I’ve got to hand it to Gus. Yeah, I guess he had no choice because it’s the cartel but the guy patiently waited for over 20 years to avenge his brother’s death. That’s one scary mofo.
The series is consistently excellent in the way it tells their stories through their lens. I especially love how the camera shows us insignificant items at the start of the episode and it doesn’t hold any particular meaning until you finish watching the episode.
The season finale was definitely a winner in my book. It was exciting, made you rethink who to side with and… for lack of a better word, explosive.
I think the unfortunate thing about this season was Walter’s spiral down. I’m sure (or hoping) my opinion is going to change next season but we’ll have to see. I can root for the anti-hero because I understand Walter’s need to support and protect his family. However, the lengths that Walter goes through, playing mindgames with Jesse, doesn’t make me want to root for him.
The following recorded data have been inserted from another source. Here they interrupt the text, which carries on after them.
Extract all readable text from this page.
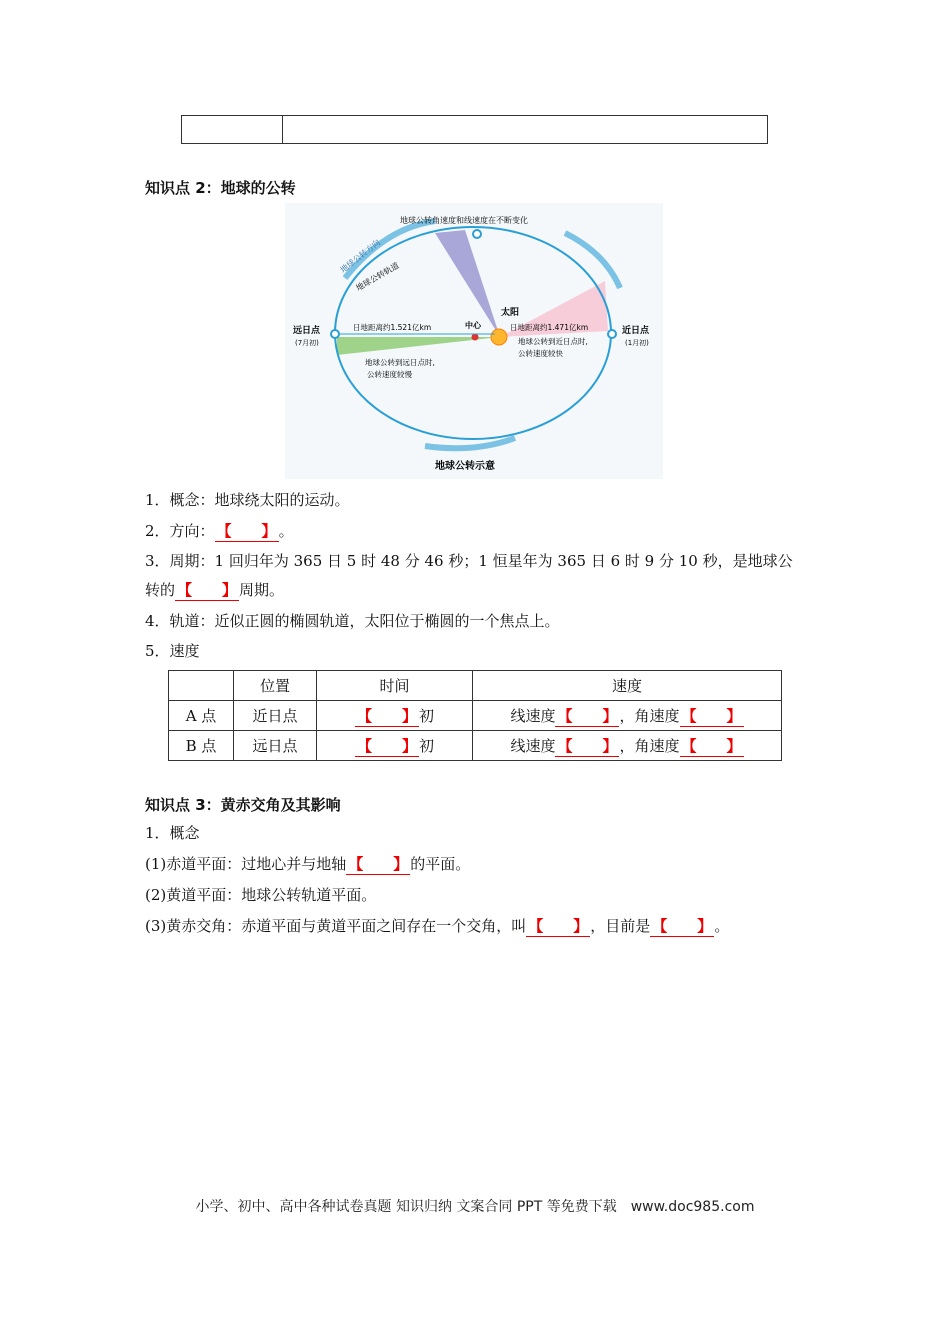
知识点 2：地球的公转
地球公转角速度和线速度在不断变化
地球公转方向
地球公转轨道
远日点
(7月初)
近日点
(1月初)
日地距离约1.521亿km	日地距离约1.471亿km
中心
太阳
地球公转到远日点时,
公转速度较慢
地球公转到近日点时,
公转速度较快
地球公转示意
1．概念：地球绕太阳的运动。
2．方向： 【　　】 。
3．周期：1 回归年为 365 日 5 时 48 分 46 秒；1 恒星年为 365 日 6 时 9 分 10 秒，是地球公
转的 【　　】 周期。
4．轨道：近似正圆的椭圆轨道，太阳位于椭圆的一个焦点上。
5．速度
	位置	时间	速度
A 点	近日点	【　　】 初	线速度 【　　】 ，角速度 【　　】
B 点	远日点	【　　】 初	线速度 【　　】 ，角速度 【　　】
知识点 3：黄赤交角及其影响
1．概念
(1)赤道平面：过地心并与地轴 【　　】 的平面。
(2)黄道平面：地球公转轨道平面。
(3)黄赤交角：赤道平面与黄道平面之间存在一个交角，叫 【　　】 ，目前是 【　　】 。
小学、初中、高中各种试卷真题 知识归纳 文案合同 PPT 等免费下载　www.doc985.com
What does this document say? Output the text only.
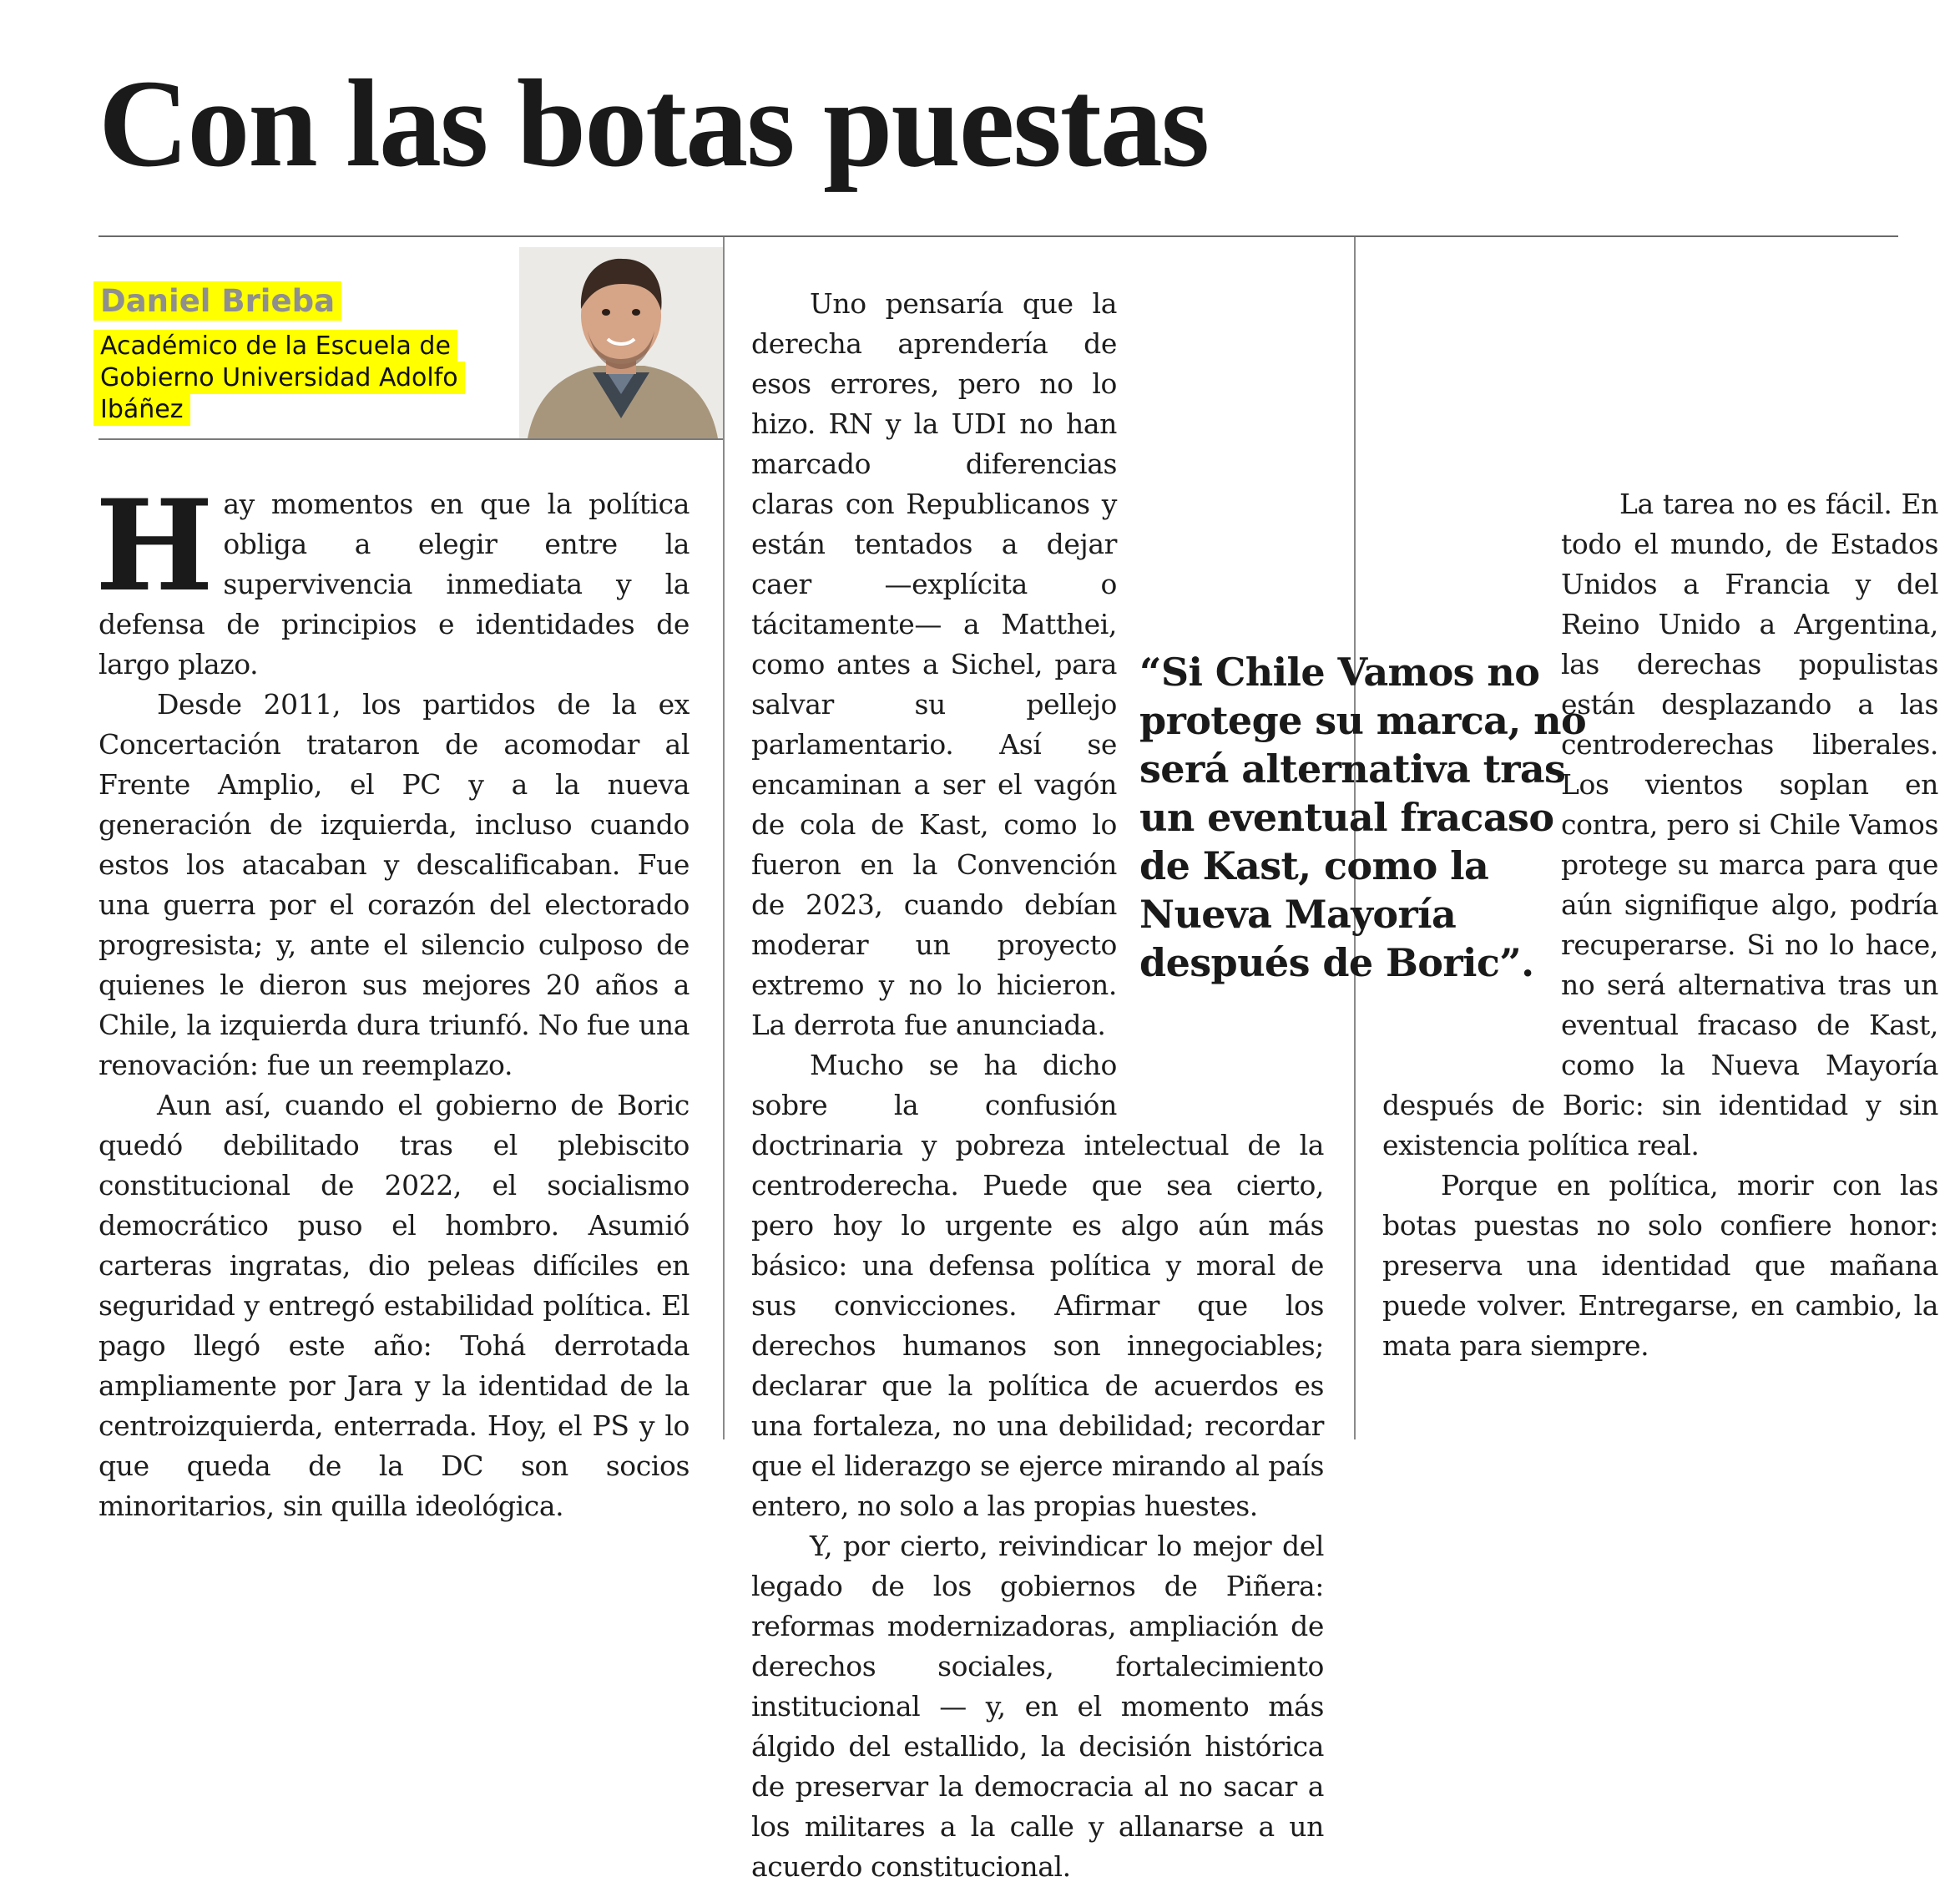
Con las botas puestas
Daniel Brieba
Académico de la Escuela de Gobierno Universidad Adolfo Ibáñez

Hay momentos en que la política obliga a elegir entre la supervivencia inmediata y la defensa de principios e identidades de largo plazo.

Desde 2011, los partidos de la ex Concertación trataron de acomodar al Frente Amplio, el PC y a la nueva generación de izquierda, incluso cuando estos los atacaban y descalificaban. Fue una guerra por el corazón del electorado progresista; y, ante el silencio culposo de quienes le dieron sus mejores 20 años a Chile, la izquierda dura triunfó. No fue una renovación: fue un reemplazo.

Aun así, cuando el gobierno de Boric quedó debilitado tras el plebiscito constitucional de 2022, el socialismo democrático puso el hombro. Asumió carteras ingratas, dio peleas difíciles en seguridad y entregó estabilidad política. El pago llegó este año: Tohá derrotada ampliamente por Jara y la identidad de la centroizquierda, enterrada. Hoy, el PS y lo que queda de la DC son socios minoritarios, sin quilla ideológica.

Uno pensaría que la derecha aprendería de esos errores, pero no lo hizo. RN y la UDI no han marcado diferencias claras con Republicanos y están tentados a dejar caer —explícita o tácitamente— a Matthei, como antes a Sichel, para salvar su pellejo parlamentario. Así se encaminan a ser el vagón de cola de Kast, como lo fueron en la Convención de 2023, cuando debían moderar un proyecto extremo y no lo hicieron. La derrota fue anunciada.

Mucho se ha dicho sobre la confusión doctrinaria y pobreza intelectual de la centroderecha. Puede que sea cierto, pero hoy lo urgente es algo aún más básico: una defensa política y moral de sus convicciones. Afirmar que los derechos humanos son innegociables; declarar que la política de acuerdos es una fortaleza, no una debilidad; recordar que el liderazgo se ejerce mirando al país entero, no solo a las propias huestes.

Y, por cierto, reivindicar lo mejor del legado de los gobiernos de Piñera: reformas modernizadoras, ampliación de derechos sociales, fortalecimiento institucional — y, en el momento más álgido del estallido, la decisión histórica de preservar la democracia al no sacar a los militares a la calle y allanarse a un acuerdo constitucional.

La tarea no es fácil. En todo el mundo, de Estados Unidos a Francia y del Reino Unido a Argentina, las derechas populistas están desplazando a las centroderechas liberales. Los vientos soplan en contra, pero si Chile Vamos protege su marca para que aún signifique algo, podría recuperarse. Si no lo hace, no será alternativa tras un eventual fracaso de Kast, como la Nueva Mayoría después de Boric: sin identidad y sin existencia política real.

Porque en política, morir con las botas puestas no solo confiere honor: preserva una identidad que mañana puede volver. Entregarse, en cambio, la mata para siempre.

“Si Chile Vamos no protege su marca, no será alternativa tras un eventual fracaso de Kast, como la Nueva Mayoría después de Boric”.
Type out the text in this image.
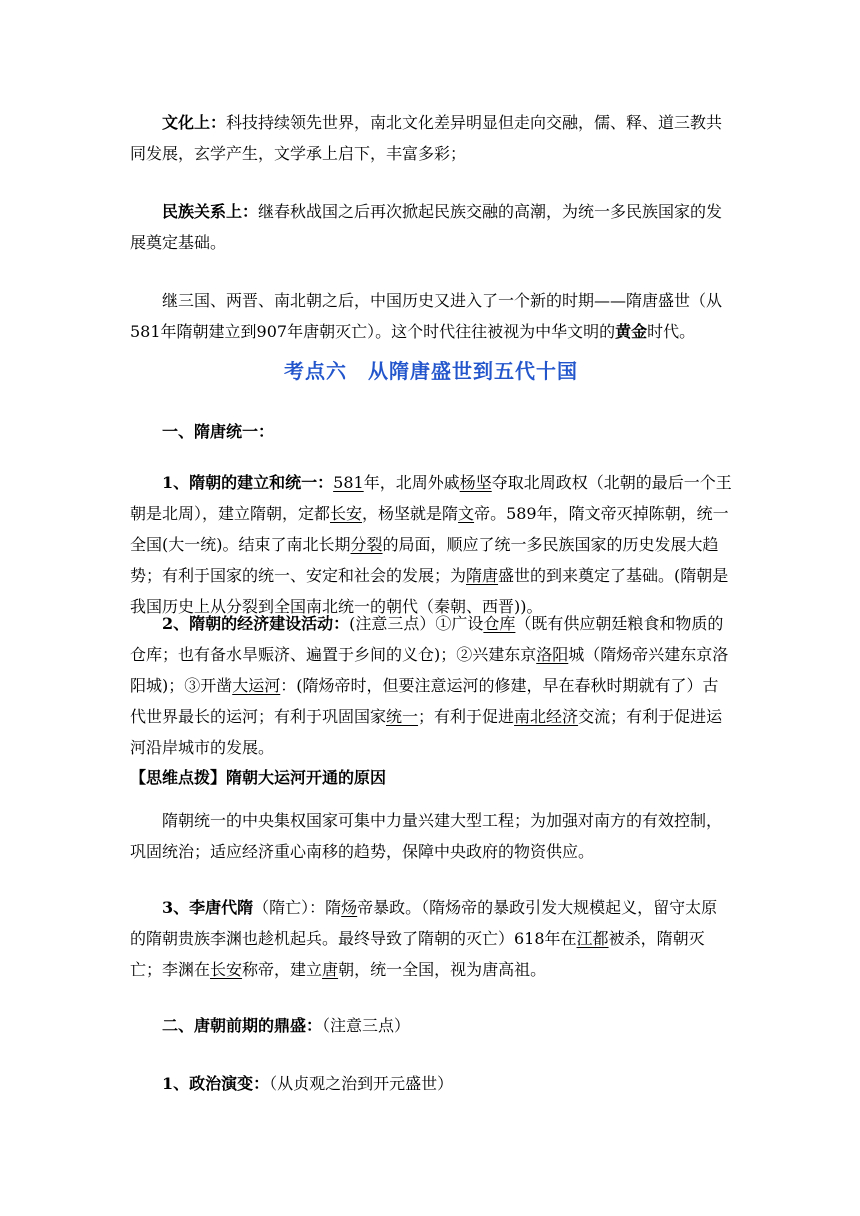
文化上：科技持续领先世界，南北文化差异明显但走向交融，儒、释、道三教共同发展，玄学产生，文学承上启下，丰富多彩；

民族关系上：继春秋战国之后再次掀起民族交融的高潮，为统一多民族国家的发展奠定基础。

继三国、两晋、南北朝之后，中国历史又进入了一个新的时期——隋唐盛世（从581年隋朝建立到907年唐朝灭亡）。这个时代往往被视为中华文明的黄金时代。

考点六　从隋唐盛世到五代十国

一、隋唐统一：

1、隋朝的建立和统一：581年，北周外戚杨坚夺取北周政权（北朝的最后一个王朝是北周），建立隋朝，定都长安，杨坚就是隋文帝。589年，隋文帝灭掉陈朝，统一全国(大一统)。结束了南北长期分裂的局面，顺应了统一多民族国家的历史发展大趋势；有利于国家的统一、安定和社会的发展；为隋唐盛世的到来奠定了基础。(隋朝是我国历史上从分裂到全国南北统一的朝代（秦朝、西晋))。

2、隋朝的经济建设活动：(注意三点）①广设仓库（既有供应朝廷粮食和物质的仓库；也有备水旱赈济、遍置于乡间的义仓)；②兴建东京洛阳城（隋炀帝兴建东京洛阳城)；③开凿大运河：(隋炀帝时，但要注意运河的修建，早在春秋时期就有了）古代世界最长的运河；有利于巩固国家统一；有利于促进南北经济交流；有利于促进运河沿岸城市的发展。

【思维点拨】隋朝大运河开通的原因

隋朝统一的中央集权国家可集中力量兴建大型工程；为加强对南方的有效控制，巩固统治；适应经济重心南移的趋势，保障中央政府的物资供应。

3、李唐代隋（隋亡）：隋炀帝暴政。（隋炀帝的暴政引发大规模起义，留守太原的隋朝贵族李渊也趁机起兵。最终导致了隋朝的灭亡）618年在江都被杀，隋朝灭亡；李渊在长安称帝，建立唐朝，统一全国，视为唐高祖。

二、唐朝前期的鼎盛：（注意三点）

1、政治演变：（从贞观之治到开元盛世）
And it’s not good for the show to have the audience lose faith in the main character. He’s come a long way from the ‘I’m dying from cancer and need to support my family by making and selling meth’ person we’ve come to know . The show is great as a whole. This season of Breaking Bad compared to their other seasons is just mediocre topping off with a fantastic finale. The 5th season will return next summer and it will be the final season for Breaking Bad. Let’s see if Hank will find out about Walter’s secret life.